People get their textbooks. They rush down because there is always a certain number of used textbooks available. They are available for first come, first serve. They are half price. If a person charges in there, they can get a scientific novel, a dissertation that is already highlighted and ready to go at half price.

When talking about a $1,600 bill for textbooks, what a plum to know there are plenty of textbooks, hopefully a plethora of textbooks, a cacophony, lots of textbooks all available at half price.

The member from Peace River asked what the number one priority is of a student. There is no doubt what the number one priority is. It is scholarly activity.

Jana is one of the many pages who serve us in the House of Commons. They do a wonderful job. I asked this young lady what her priorities are, what is catching her attention these days. They are getting near the end of term. They are here on a scholarly enterprise. They are here to learn and they also learn in university.

"I live to work at my scholarly activities". I said: "You look a little tired this morning.

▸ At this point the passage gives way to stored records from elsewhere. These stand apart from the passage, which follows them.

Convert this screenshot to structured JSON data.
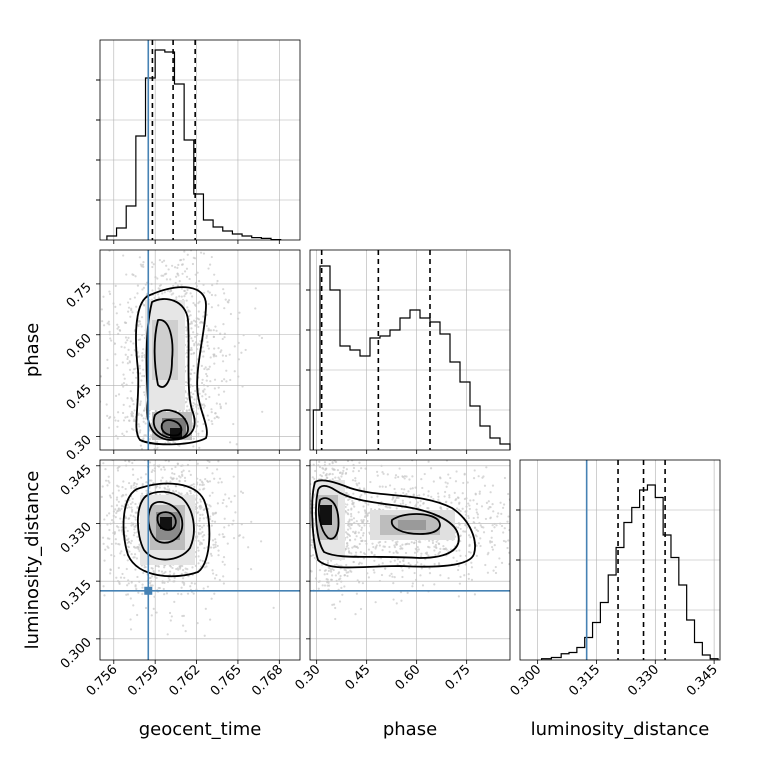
{
  "chart_data": {
    "type": "corner",
    "parameters": [
      "geocent_time",
      "phase",
      "luminosity_distance"
    ],
    "truths": {
      "geocent_time": 0.7585,
      "phase": null,
      "luminosity_distance": 0.3125
    },
    "grid": true,
    "panels": [
      {
        "id": "geocent_time-hist",
        "type": "histogram",
        "x_param": "geocent_time",
        "xlim": [
          0.755,
          0.7695
        ],
        "bin_edges": [
          0.7555,
          0.7562,
          0.7569,
          0.7576,
          0.7583,
          0.759,
          0.7597,
          0.7604,
          0.7611,
          0.7618,
          0.7625,
          0.7632,
          0.7639,
          0.7646,
          0.7653,
          0.766,
          0.7667,
          0.7674,
          0.7681
        ],
        "counts": [
          0.2,
          0.6,
          1.7,
          5.2,
          8.1,
          9.5,
          9.4,
          7.8,
          5.0,
          2.3,
          1.0,
          0.65,
          0.45,
          0.3,
          0.2,
          0.12,
          0.08,
          0.02
        ],
        "quantiles": [
          0.7588,
          0.7603,
          0.7619
        ],
        "truth": 0.7585,
        "ylim": [
          0,
          10
        ]
      },
      {
        "id": "phase-vs-geocent_time",
        "type": "2d-density",
        "x_param": "geocent_time",
        "y_param": "phase",
        "xlim": [
          0.755,
          0.7695
        ],
        "ylim": [
          0.26,
          0.85
        ],
        "yticks": [
          0.3,
          0.45,
          0.6,
          0.75
        ],
        "truth_x": 0.7585
      },
      {
        "id": "phase-hist",
        "type": "histogram",
        "x_param": "phase",
        "xlim": [
          0.28,
          0.88
        ],
        "bin_edges": [
          0.29,
          0.31,
          0.34,
          0.37,
          0.4,
          0.43,
          0.46,
          0.49,
          0.52,
          0.55,
          0.58,
          0.61,
          0.64,
          0.67,
          0.7,
          0.73,
          0.76,
          0.79,
          0.82,
          0.85,
          0.88
        ],
        "counts": [
          1.0,
          4.6,
          4.0,
          2.6,
          2.5,
          2.35,
          2.8,
          2.85,
          3.0,
          3.3,
          3.5,
          3.3,
          3.2,
          2.9,
          2.2,
          1.7,
          1.1,
          0.6,
          0.3,
          0.15
        ],
        "quantiles": [
          0.315,
          0.485,
          0.64
        ],
        "ylim": [
          0,
          5
        ]
      },
      {
        "id": "luminosity_distance-vs-geocent_time",
        "type": "2d-density",
        "x_param": "geocent_time",
        "y_param": "luminosity_distance",
        "xlim": [
          0.755,
          0.7695
        ],
        "ylim": [
          0.2945,
          0.3465
        ],
        "xticks": [
          0.756,
          0.759,
          0.762,
          0.765,
          0.768
        ],
        "yticks": [
          0.3,
          0.315,
          0.33,
          0.345
        ],
        "truth_x": 0.7585,
        "truth_y": 0.3125
      },
      {
        "id": "luminosity_distance-vs-phase",
        "type": "2d-density",
        "x_param": "phase",
        "y_param": "luminosity_distance",
        "xlim": [
          0.28,
          0.88
        ],
        "ylim": [
          0.2945,
          0.3465
        ],
        "xticks": [
          0.3,
          0.45,
          0.6,
          0.75
        ],
        "truth_y": 0.3125
      },
      {
        "id": "luminosity_distance-hist",
        "type": "histogram",
        "x_param": "luminosity_distance",
        "xlim": [
          0.2955,
          0.3465
        ],
        "bin_edges": [
          0.301,
          0.3035,
          0.306,
          0.308,
          0.31,
          0.312,
          0.314,
          0.316,
          0.318,
          0.32,
          0.322,
          0.324,
          0.326,
          0.328,
          0.33,
          0.332,
          0.334,
          0.336,
          0.338,
          0.34,
          0.342,
          0.344,
          0.346
        ],
        "counts": [
          0.05,
          0.1,
          0.25,
          0.3,
          0.5,
          0.9,
          1.5,
          2.3,
          3.4,
          4.5,
          5.5,
          6.1,
          6.8,
          7.0,
          6.5,
          5.0,
          4.1,
          3.0,
          1.6,
          0.7,
          0.2,
          0.05
        ],
        "quantiles": [
          0.3205,
          0.327,
          0.3325
        ],
        "truth": 0.3125,
        "xticks": [
          0.3,
          0.315,
          0.33,
          0.345
        ],
        "ylim": [
          0,
          8
        ]
      }
    ]
  },
  "colors": {
    "truth": "#4682b4",
    "contour": "#000000",
    "scatter": "#c8c8c8",
    "grid": "#b0b0b0",
    "hist": "#000000"
  }
}
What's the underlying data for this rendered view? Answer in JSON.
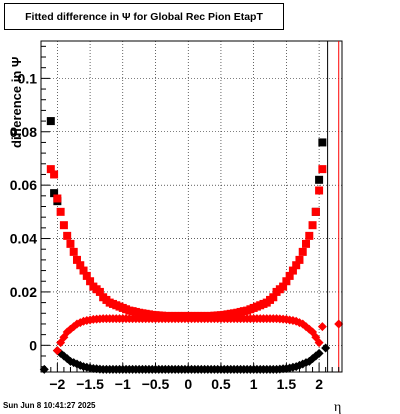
{
  "chart_data": {
    "type": "scatter",
    "title": "Fitted difference in  Ψ  for Global Rec Pion EtapT",
    "xlabel": "η",
    "ylabel": "difference in  Ψ",
    "xlim": [
      -2.25,
      2.35
    ],
    "ylim": [
      -0.01,
      0.114
    ],
    "x_ticks": [
      -2,
      -1.5,
      -1,
      -0.5,
      0,
      0.5,
      1,
      1.5,
      2
    ],
    "x_tick_labels": [
      "−2",
      "−1.5",
      "−1",
      "−0.5",
      "0",
      "0.5",
      "1",
      "1.5",
      "2"
    ],
    "y_ticks": [
      0,
      0.02,
      0.04,
      0.06,
      0.08,
      0.1
    ],
    "y_tick_labels": [
      "0",
      "0.02",
      "0.04",
      "0.06",
      "0.08",
      "0.1"
    ],
    "grid": true,
    "series": [
      {
        "marker": "square",
        "color": "#000000",
        "x": [
          -2.1,
          -2.05,
          -2.0,
          1.95,
          2.0,
          2.05
        ],
        "y": [
          0.084,
          0.057,
          0.054,
          0.05,
          0.062,
          0.076
        ]
      },
      {
        "marker": "square",
        "color": "#ff0000",
        "x": [
          -2.1,
          -2.05,
          -2.0,
          -1.95,
          -1.9,
          -1.85,
          -1.8,
          -1.75,
          -1.7,
          -1.65,
          -1.6,
          -1.55,
          -1.5,
          -1.45,
          -1.4,
          -1.35,
          -1.3,
          -1.25,
          -1.2,
          -1.15,
          -1.1,
          -1.05,
          -1.0,
          -0.95,
          -0.9,
          -0.85,
          -0.8,
          -0.75,
          -0.7,
          -0.65,
          -0.6,
          -0.55,
          -0.5,
          -0.45,
          -0.4,
          -0.35,
          -0.3,
          -0.25,
          -0.2,
          -0.15,
          -0.1,
          -0.05,
          0.0,
          0.05,
          0.1,
          0.15,
          0.2,
          0.25,
          0.3,
          0.35,
          0.4,
          0.45,
          0.5,
          0.55,
          0.6,
          0.65,
          0.7,
          0.75,
          0.8,
          0.85,
          0.9,
          0.95,
          1.0,
          1.05,
          1.1,
          1.15,
          1.2,
          1.25,
          1.3,
          1.35,
          1.4,
          1.45,
          1.5,
          1.55,
          1.6,
          1.65,
          1.7,
          1.75,
          1.8,
          1.85,
          1.9,
          1.95,
          2.0,
          2.05
        ],
        "y": [
          0.066,
          0.064,
          0.055,
          0.05,
          0.045,
          0.041,
          0.038,
          0.035,
          0.032,
          0.03,
          0.028,
          0.026,
          0.024,
          0.022,
          0.021,
          0.02,
          0.018,
          0.017,
          0.016,
          0.0155,
          0.015,
          0.0145,
          0.014,
          0.0135,
          0.013,
          0.0128,
          0.0125,
          0.0122,
          0.012,
          0.0118,
          0.0116,
          0.0114,
          0.0113,
          0.0112,
          0.0111,
          0.011,
          0.011,
          0.011,
          0.011,
          0.011,
          0.011,
          0.011,
          0.011,
          0.011,
          0.011,
          0.011,
          0.011,
          0.011,
          0.011,
          0.011,
          0.0111,
          0.0112,
          0.0113,
          0.0114,
          0.0116,
          0.0118,
          0.012,
          0.0122,
          0.0125,
          0.0128,
          0.013,
          0.0135,
          0.014,
          0.0145,
          0.015,
          0.0155,
          0.016,
          0.017,
          0.018,
          0.02,
          0.021,
          0.022,
          0.024,
          0.026,
          0.028,
          0.03,
          0.032,
          0.035,
          0.038,
          0.041,
          0.045,
          0.05,
          0.058,
          0.066
        ]
      },
      {
        "marker": "diamond",
        "color": "#000000",
        "x": [
          -2.2,
          -2.0,
          -1.95,
          -1.9,
          -1.85,
          -1.8,
          -1.75,
          -1.7,
          -1.65,
          -1.6,
          -1.55,
          -1.5,
          -1.45,
          -1.4,
          -1.35,
          -1.3,
          -1.25,
          -1.2,
          -1.15,
          -1.1,
          -1.05,
          -1.0,
          -0.95,
          -0.9,
          -0.85,
          -0.8,
          -0.75,
          -0.7,
          -0.65,
          -0.6,
          -0.55,
          -0.5,
          -0.45,
          -0.4,
          -0.35,
          -0.3,
          -0.25,
          -0.2,
          -0.15,
          -0.1,
          -0.05,
          0.0,
          0.05,
          0.1,
          0.15,
          0.2,
          0.25,
          0.3,
          0.35,
          0.4,
          0.45,
          0.5,
          0.55,
          0.6,
          0.65,
          0.7,
          0.75,
          0.8,
          0.85,
          0.9,
          0.95,
          1.0,
          1.05,
          1.1,
          1.15,
          1.2,
          1.25,
          1.3,
          1.35,
          1.4,
          1.45,
          1.5,
          1.55,
          1.6,
          1.65,
          1.7,
          1.75,
          1.8,
          1.85,
          1.9,
          1.95,
          2.0,
          2.1
        ],
        "y": [
          -0.009,
          -0.002,
          -0.003,
          -0.004,
          -0.005,
          -0.006,
          -0.0065,
          -0.007,
          -0.0075,
          -0.008,
          -0.0082,
          -0.0085,
          -0.0087,
          -0.0088,
          -0.0089,
          -0.009,
          -0.009,
          -0.009,
          -0.009,
          -0.009,
          -0.009,
          -0.009,
          -0.009,
          -0.009,
          -0.009,
          -0.009,
          -0.009,
          -0.009,
          -0.009,
          -0.009,
          -0.009,
          -0.009,
          -0.009,
          -0.009,
          -0.009,
          -0.009,
          -0.009,
          -0.009,
          -0.009,
          -0.009,
          -0.009,
          -0.009,
          -0.009,
          -0.009,
          -0.009,
          -0.009,
          -0.009,
          -0.009,
          -0.009,
          -0.009,
          -0.009,
          -0.009,
          -0.009,
          -0.009,
          -0.009,
          -0.009,
          -0.009,
          -0.009,
          -0.009,
          -0.009,
          -0.009,
          -0.009,
          -0.009,
          -0.009,
          -0.009,
          -0.009,
          -0.009,
          -0.009,
          -0.009,
          -0.0089,
          -0.0088,
          -0.0087,
          -0.0085,
          -0.0082,
          -0.008,
          -0.0075,
          -0.007,
          -0.0065,
          -0.006,
          -0.005,
          -0.004,
          -0.003,
          -0.001
        ]
      },
      {
        "marker": "diamond",
        "color": "#ff0000",
        "x": [
          -2.0,
          -1.95,
          -1.9,
          -1.85,
          -1.8,
          -1.75,
          -1.7,
          -1.65,
          -1.6,
          -1.55,
          -1.5,
          -1.45,
          -1.4,
          -1.35,
          -1.3,
          -1.25,
          -1.2,
          -1.15,
          -1.1,
          -1.05,
          -1.0,
          -0.95,
          -0.9,
          -0.85,
          -0.8,
          -0.75,
          -0.7,
          -0.65,
          -0.6,
          -0.55,
          -0.5,
          -0.45,
          -0.4,
          -0.35,
          -0.3,
          -0.25,
          -0.2,
          -0.15,
          -0.1,
          -0.05,
          0.0,
          0.05,
          0.1,
          0.15,
          0.2,
          0.25,
          0.3,
          0.35,
          0.4,
          0.45,
          0.5,
          0.55,
          0.6,
          0.65,
          0.7,
          0.75,
          0.8,
          0.85,
          0.9,
          0.95,
          1.0,
          1.05,
          1.1,
          1.15,
          1.2,
          1.25,
          1.3,
          1.35,
          1.4,
          1.45,
          1.5,
          1.55,
          1.6,
          1.65,
          1.7,
          1.75,
          1.8,
          1.85,
          1.9,
          1.95,
          2.0,
          2.05,
          2.3
        ],
        "y": [
          -0.002,
          0.001,
          0.003,
          0.005,
          0.006,
          0.007,
          0.008,
          0.0085,
          0.009,
          0.0093,
          0.0095,
          0.0097,
          0.0098,
          0.0099,
          0.01,
          0.01,
          0.01,
          0.01,
          0.01,
          0.01,
          0.01,
          0.01,
          0.01,
          0.01,
          0.01,
          0.01,
          0.01,
          0.01,
          0.01,
          0.01,
          0.01,
          0.01,
          0.01,
          0.01,
          0.01,
          0.01,
          0.01,
          0.01,
          0.01,
          0.01,
          0.01,
          0.01,
          0.01,
          0.01,
          0.01,
          0.01,
          0.01,
          0.01,
          0.01,
          0.01,
          0.01,
          0.01,
          0.01,
          0.01,
          0.01,
          0.01,
          0.01,
          0.01,
          0.01,
          0.01,
          0.01,
          0.01,
          0.01,
          0.01,
          0.01,
          0.01,
          0.01,
          0.01,
          0.0099,
          0.0098,
          0.0097,
          0.0095,
          0.0093,
          0.009,
          0.0085,
          0.008,
          0.007,
          0.006,
          0.005,
          0.003,
          0.001,
          0.007,
          0.008
        ]
      }
    ]
  },
  "timestamp": "Sun Jun  8 10:41:27 2025"
}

Is it possible that you have been working too hard?" She said yes, she had been working too hard. She had been up to three o'clock in the morning studying some obscure topic that probably most of us would not even understand.

I am sure that with the use of a textbook and friends of both sexes they worked together to get to the studies at hand, using every asset at her disposal and pouring herself into her work. I was impressed. I am sure that at about one or two o'clock this morning she was thinking to herself "where are those used textbooks?" It was weighing heavily on her heart. I am sure she was thinking "if they cut off the supply of used textbooks, what shall I do, I will have no opportunity to further my education". She could be relegated to spending evenings in fruitless activities or who knows what.

I think of Jana when I think of this clause. I think what a sad thing it would be if this clause were to pass unamended. It would make it impossible for her to use any of these used books.

I jest somewhat of course. However, the intent of my remarks is sound. People going to university have a limited income, limited access to books. Almost all of them are striving to make ends meet and it is a tough job. These pages here are just like everyone else. They are trying to make ends meet as well.

Why would we want to restrict the access of used books to these people and others, that it could suddenly become a problem? I do not think people who are attending university need to be concerned about limited access. I say if used books can be found by the bus load, bring them in and sell them at half price, let the students benefit. After all, many scholarly books are only scholarly for that short university period. Let us recycle them, use them up and give the students a break.